Yes. This should not be confused with "cross" position (2nd
position) on diatonic harmonicas. The common terms for the two most
common types of slider design are "straight tuned" or "short-stroke"
for one type and "cross tuned" or "long-stroke" for the other as
Winslow described. Try this page for more information and best of
all some pictures:
http://www.patmissin.com/ffaq/q32.html'
Winslow wrote:
"Some players feel that wider holes give bigger tone"
To which you responded:
"This is what I'm looking for."
But you seem to have missed the main thrust of Winslow's point when
he wrote that. Indeed, this is the entirety of what he wrote on tone
and slider design:
"Some players feel that wider holes give bigger tone (personally, I
find no difference, and I always go for a full, loud sound). "
He wasn't agreeing with the idea that wider holes make for a "bigger"
tone, rather disagreeing with it.

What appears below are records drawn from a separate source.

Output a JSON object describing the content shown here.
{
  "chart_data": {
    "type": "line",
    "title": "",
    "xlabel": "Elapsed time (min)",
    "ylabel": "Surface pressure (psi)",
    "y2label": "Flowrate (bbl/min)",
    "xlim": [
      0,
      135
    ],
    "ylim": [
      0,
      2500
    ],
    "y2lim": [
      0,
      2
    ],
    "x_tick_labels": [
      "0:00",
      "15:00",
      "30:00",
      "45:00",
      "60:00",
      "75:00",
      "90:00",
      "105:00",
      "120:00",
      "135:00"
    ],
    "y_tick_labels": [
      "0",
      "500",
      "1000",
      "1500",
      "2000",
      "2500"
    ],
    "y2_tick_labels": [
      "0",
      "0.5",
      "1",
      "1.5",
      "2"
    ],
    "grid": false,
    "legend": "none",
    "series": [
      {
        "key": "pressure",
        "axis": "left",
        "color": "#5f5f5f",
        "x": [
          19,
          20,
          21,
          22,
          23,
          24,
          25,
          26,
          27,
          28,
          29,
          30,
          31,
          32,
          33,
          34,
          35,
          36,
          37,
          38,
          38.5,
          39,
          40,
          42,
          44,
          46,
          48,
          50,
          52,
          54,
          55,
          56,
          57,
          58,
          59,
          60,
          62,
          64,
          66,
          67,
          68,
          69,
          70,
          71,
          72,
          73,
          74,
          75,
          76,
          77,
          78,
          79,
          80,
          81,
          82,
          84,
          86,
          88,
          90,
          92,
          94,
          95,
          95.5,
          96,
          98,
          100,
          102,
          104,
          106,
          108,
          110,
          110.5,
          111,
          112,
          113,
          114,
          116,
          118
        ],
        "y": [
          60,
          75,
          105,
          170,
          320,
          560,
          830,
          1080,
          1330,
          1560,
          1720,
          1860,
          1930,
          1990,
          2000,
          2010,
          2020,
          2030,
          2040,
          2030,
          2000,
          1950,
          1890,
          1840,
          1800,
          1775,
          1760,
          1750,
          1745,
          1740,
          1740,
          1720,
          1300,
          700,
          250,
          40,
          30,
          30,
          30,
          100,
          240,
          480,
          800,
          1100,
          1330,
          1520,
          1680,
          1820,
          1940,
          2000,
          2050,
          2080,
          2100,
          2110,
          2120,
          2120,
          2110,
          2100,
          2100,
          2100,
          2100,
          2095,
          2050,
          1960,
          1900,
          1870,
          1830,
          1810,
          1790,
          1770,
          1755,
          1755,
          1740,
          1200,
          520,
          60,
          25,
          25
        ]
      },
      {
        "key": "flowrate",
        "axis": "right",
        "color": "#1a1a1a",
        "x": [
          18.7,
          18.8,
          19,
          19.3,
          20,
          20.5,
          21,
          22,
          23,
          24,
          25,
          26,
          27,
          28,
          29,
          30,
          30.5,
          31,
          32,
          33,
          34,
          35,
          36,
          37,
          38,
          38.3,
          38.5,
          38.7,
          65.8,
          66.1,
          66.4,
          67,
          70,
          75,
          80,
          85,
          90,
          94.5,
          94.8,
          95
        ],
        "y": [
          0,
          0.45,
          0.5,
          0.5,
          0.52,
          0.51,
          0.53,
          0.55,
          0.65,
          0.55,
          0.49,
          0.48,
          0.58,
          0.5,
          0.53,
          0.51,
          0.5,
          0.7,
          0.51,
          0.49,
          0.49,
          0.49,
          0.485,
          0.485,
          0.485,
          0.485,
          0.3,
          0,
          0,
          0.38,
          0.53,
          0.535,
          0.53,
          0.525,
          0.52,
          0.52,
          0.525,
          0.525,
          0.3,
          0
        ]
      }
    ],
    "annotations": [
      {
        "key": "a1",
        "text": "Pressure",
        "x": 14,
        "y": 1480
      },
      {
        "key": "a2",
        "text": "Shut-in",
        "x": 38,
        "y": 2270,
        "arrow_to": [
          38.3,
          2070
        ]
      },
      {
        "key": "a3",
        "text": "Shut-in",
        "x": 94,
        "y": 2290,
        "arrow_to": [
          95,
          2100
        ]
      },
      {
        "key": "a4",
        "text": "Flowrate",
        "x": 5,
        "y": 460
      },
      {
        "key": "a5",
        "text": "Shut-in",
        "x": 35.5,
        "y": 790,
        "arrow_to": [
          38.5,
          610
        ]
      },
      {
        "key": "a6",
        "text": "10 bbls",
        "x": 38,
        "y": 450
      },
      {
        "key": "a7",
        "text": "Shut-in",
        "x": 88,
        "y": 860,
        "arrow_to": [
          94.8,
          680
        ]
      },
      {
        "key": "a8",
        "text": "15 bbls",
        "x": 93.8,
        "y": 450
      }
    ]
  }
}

And I agree with Winslow on this.
I don't think that wider holes do much of anything for the tone or
similar in a chromatic harmonica. The amount of air the reeds need
to properly operate is sufficient in straight tuned sliders. Hole
size in wind instruments such as the harmonica is an interesting
area. Too small a hole will create winding issues which can be
easily noticed. But, once the hole is large enough, then increasing
hole size has no effect. I believe that the size of the straight
tuned slider hole is already large enough, and so increasing this as
in the cross-tuned design has no effect. At least for reeds the
pitch and scale found in chromatic harmonicas.